The Invisible Enchanting Gnomes plans in Skyrim hadn’t quite gone the way they thought it would.  Meddling with things they didn’t fully understand, they’d pretty much managed to royally piss off almost everyone in Skyrim.

They’d broke a deal with Sithis, the giants had decided that they weren’t having any more of their cheese pilfering antics, the wizards were annoyed that the IEG had brought enchanting to the masses, dragons weren’t being paid their tax of shinies and SETAV were mounting a successful PR campaign against them.  To make matters worse people had discovered they could thwart the IEG by simply laying bear traps baited with mammoth cheese and… well you can probably imagine how that ended.  Things were looking dire with no ability to acquire gold or food, things were looking bleak.  Step in two slacker gnomes called Beavers and Buttface.

Back on Earth, Beavers and Buttface had been quite happy to while away the days watching old holotapes of music videos on TVM, but in Skyrim there was no such luxury.  In an attempt to stave of the boredom and bleakness of life in Skyrim they turned to drugs(1)!  Beavers and Buttface initially started raiding Your Royal Highness[/url], but the proprietor had already heard about the mammoth cheese near a bear trap trick, and while it didn’t kill Beavers it did leave him with quite a nasty head wound.  The result of this was a dramatic change in Beavers’ personaility and caused him to become rather peculiar.

Having had their supply of free drugs cut off, Beavers and Buttface decided that they could probably invent their own highs and might even be able to sell them.  Beavers had no problem trying all of the drugs they invented, but it was potassium trispyrazolylborate (which they incorrectly shortened to TP(2)) that had the most drastic effect.  It made Beavers turn spectral, really believe he was a person called Cornholio, and caused him to wander around asking people whether they had TP for his bunghole, were they threatening him, and all manner of weird things.  It also made him really hyper.  Following one particularly manic episode a few bars of iron and a bottle of TP ended up in a smelter.  When the IEG cleaners came in they noticed that the iron had turned into steel and took the potions to Googoo, the CEO of IEG.  Googoo was most interested and sent the potions to the R&D department to run a few experiments on and their results were interesting to say the least.

The TP had the ability turn metal ingots into much more valuable commodities, and when thrown into a forge with a gold coin and a gold bar it produced 500 gold.  Googoo immediately summoned Beavers and Buttface to his office, but due to them mistakenly believing they were in trouble they blamed it on “Cornholio” (3).  What they didn’t realise was they’d inadvertently managed to solve all the money worries of IEG, and had probably saved the IEG from starving.  Googoo sent out a memo to all the IEG to keep the recipe under lock and key, and started mass producing gold coins.  However there’s always one person gnome that doesn’t get the memo, and he promptly delivered this new recipe to the Dragonborn, as was standard with all their products.

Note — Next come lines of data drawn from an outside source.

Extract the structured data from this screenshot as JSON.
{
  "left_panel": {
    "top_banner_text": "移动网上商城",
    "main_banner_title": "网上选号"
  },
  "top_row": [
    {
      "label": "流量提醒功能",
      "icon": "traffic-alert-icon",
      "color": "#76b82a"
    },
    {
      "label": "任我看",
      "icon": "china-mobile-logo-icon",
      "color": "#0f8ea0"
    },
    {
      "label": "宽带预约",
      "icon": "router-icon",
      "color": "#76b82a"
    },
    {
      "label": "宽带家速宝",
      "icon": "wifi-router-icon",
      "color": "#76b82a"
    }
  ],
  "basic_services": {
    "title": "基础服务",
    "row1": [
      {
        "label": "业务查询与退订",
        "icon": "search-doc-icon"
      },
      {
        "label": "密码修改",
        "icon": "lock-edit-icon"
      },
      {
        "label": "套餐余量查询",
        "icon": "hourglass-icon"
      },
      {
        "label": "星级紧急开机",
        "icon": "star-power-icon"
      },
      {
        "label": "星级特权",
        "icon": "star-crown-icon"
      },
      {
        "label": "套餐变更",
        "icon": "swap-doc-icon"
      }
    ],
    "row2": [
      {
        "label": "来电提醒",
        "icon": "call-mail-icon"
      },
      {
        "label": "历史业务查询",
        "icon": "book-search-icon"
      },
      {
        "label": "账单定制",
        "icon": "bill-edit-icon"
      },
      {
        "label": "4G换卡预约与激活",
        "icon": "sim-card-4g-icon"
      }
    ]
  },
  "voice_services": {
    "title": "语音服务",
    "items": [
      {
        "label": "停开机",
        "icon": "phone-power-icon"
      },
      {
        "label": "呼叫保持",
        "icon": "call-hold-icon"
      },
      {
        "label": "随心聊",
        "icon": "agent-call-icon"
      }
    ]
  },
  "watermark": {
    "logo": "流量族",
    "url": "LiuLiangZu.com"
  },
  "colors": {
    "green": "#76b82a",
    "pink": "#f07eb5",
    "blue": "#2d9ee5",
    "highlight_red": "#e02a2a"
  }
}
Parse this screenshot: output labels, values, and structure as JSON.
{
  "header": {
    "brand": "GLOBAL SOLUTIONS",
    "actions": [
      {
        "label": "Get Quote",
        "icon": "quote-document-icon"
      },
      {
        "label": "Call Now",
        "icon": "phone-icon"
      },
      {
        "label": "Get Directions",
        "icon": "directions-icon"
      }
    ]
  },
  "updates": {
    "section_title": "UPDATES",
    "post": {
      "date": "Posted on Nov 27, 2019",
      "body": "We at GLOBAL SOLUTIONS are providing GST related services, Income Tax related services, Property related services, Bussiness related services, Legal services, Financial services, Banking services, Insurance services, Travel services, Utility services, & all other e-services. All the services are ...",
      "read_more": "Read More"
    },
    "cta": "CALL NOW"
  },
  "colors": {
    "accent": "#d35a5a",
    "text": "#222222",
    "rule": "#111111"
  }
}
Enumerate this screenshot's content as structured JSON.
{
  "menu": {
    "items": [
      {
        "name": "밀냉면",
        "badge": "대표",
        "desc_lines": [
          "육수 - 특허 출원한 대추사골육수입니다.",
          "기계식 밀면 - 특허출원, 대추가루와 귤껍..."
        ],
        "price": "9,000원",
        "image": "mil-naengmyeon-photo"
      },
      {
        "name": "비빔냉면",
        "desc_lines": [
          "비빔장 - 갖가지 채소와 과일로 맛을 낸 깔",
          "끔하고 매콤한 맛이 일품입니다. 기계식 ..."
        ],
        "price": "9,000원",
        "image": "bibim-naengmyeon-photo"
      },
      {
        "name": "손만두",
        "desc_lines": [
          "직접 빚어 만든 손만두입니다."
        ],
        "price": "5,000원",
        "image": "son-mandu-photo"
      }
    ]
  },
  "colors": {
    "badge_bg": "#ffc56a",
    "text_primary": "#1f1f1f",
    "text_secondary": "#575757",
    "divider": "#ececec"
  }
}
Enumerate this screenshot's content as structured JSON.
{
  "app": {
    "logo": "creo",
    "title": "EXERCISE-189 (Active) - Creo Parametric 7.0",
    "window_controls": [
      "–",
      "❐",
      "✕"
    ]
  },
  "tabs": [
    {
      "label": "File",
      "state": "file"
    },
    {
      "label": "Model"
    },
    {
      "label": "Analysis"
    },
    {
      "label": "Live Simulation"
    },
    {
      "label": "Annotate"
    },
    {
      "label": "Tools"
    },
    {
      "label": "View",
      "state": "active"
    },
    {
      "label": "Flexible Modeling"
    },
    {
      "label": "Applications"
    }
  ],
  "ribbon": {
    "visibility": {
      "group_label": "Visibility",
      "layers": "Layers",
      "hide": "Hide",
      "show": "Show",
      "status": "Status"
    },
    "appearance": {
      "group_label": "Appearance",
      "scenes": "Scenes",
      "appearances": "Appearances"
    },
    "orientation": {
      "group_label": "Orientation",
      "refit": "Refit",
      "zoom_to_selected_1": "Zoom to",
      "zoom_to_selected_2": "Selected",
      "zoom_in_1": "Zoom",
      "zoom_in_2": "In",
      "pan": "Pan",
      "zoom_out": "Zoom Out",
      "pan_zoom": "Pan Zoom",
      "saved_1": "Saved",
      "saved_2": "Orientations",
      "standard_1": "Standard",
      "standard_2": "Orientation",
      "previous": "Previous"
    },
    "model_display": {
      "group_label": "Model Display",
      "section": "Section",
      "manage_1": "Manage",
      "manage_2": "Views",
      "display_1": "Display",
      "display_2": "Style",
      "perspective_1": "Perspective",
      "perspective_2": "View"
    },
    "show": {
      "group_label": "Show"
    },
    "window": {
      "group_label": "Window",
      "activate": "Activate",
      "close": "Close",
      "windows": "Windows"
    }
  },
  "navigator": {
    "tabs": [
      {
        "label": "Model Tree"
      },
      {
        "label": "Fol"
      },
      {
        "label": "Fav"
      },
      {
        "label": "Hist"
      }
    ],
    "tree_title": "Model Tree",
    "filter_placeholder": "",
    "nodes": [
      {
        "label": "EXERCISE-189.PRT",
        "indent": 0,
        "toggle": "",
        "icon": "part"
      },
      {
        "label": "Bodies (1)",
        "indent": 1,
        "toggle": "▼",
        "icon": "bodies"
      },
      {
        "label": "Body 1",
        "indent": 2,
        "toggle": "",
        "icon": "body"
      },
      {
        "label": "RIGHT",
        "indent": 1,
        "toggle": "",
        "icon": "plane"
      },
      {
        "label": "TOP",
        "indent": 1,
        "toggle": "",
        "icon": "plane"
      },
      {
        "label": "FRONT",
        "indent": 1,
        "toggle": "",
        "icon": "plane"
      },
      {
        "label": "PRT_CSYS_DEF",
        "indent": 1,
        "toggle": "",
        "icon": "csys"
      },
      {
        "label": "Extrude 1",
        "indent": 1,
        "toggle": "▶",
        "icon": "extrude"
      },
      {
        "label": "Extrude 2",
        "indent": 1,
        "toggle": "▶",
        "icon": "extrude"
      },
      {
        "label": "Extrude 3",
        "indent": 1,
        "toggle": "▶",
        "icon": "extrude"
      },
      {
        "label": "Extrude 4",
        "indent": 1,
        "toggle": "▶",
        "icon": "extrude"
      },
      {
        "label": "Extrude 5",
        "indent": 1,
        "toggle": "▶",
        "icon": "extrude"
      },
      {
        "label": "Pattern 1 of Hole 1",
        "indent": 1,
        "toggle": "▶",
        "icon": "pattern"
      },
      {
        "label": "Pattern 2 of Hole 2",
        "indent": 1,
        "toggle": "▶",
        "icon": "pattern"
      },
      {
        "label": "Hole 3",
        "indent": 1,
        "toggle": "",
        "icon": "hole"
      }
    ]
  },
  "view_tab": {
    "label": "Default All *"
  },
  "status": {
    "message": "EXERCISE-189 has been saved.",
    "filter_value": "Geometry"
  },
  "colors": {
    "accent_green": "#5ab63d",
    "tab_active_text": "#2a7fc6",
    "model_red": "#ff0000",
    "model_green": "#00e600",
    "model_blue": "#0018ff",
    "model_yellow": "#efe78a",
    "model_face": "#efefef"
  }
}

As Googoo knew, there’s a very good reason you don’t make your own gold.  It destabilises the whole economy, and what the IEG hadn’t taken into account was that they were about to cause an economic catastrophe not just in Skyrim, but the whole of Tamriel, courtesy of this recipe becoming common knowledge.  The moment the various leaders had heard about it, they knew what had to be done…

So what is it really?

It’s basically a transmutation potion which you can throw in a smelter with a metal ingot and it will turn one ingot of metal into an ingot of higher value (iron > steel > dwarven metal > corundum > orichalcum > silver > quicklsilver > refined moonstone > gold > malachite > ebony) and if you throw it in a forge with a gold coin and a bar of gold it created 501 gold coins.  Or you can drink it and it will turn you ghostly for an hour (looks quite cool).

The name came from me using the shortcode of TP in the Creation Kit, which made me think of Beavis & Butthead, and the rest is self explanatory.  It’s also the penultimate(4) episode/mod in the Invisible Enchanting Gnome saga and is building up to something 😉 .

KK.  So how do I get it?

Just cook some salt at a cooking station and the job’s a good ‘un.

Conflicts?

Nope.  It’s just recipes and doesn’t do anything clever or move anything, so it shouldn’t conflict.  Just LOOT it to make sure.

Is this really the penultimate mod with the IEG?

Yep.  I had a plan when I brought the Invisible Collector/Enchanting Gnomes to Skyrim, and the story will be wrapped up with their next mod, which will be a lot more in depth and have more to it.

Thank the Divines!

I’ll pretend I didn’t hear that.  Anyway footnotes…

1 – Remember kids, just say NO!

2 – Potassium trispyrazolylborate is actually abbreviated to KTp.  KTp is a white crystalline solid which is soluble in polar solvents, alcohols, and water. The synthesis of KTp involves potassium borohydride and pyrazole without a solvent.

3 – And in the process stopped them getting laid as well, as quite a few of the female IEGs would have been more than happy to have them in their bed.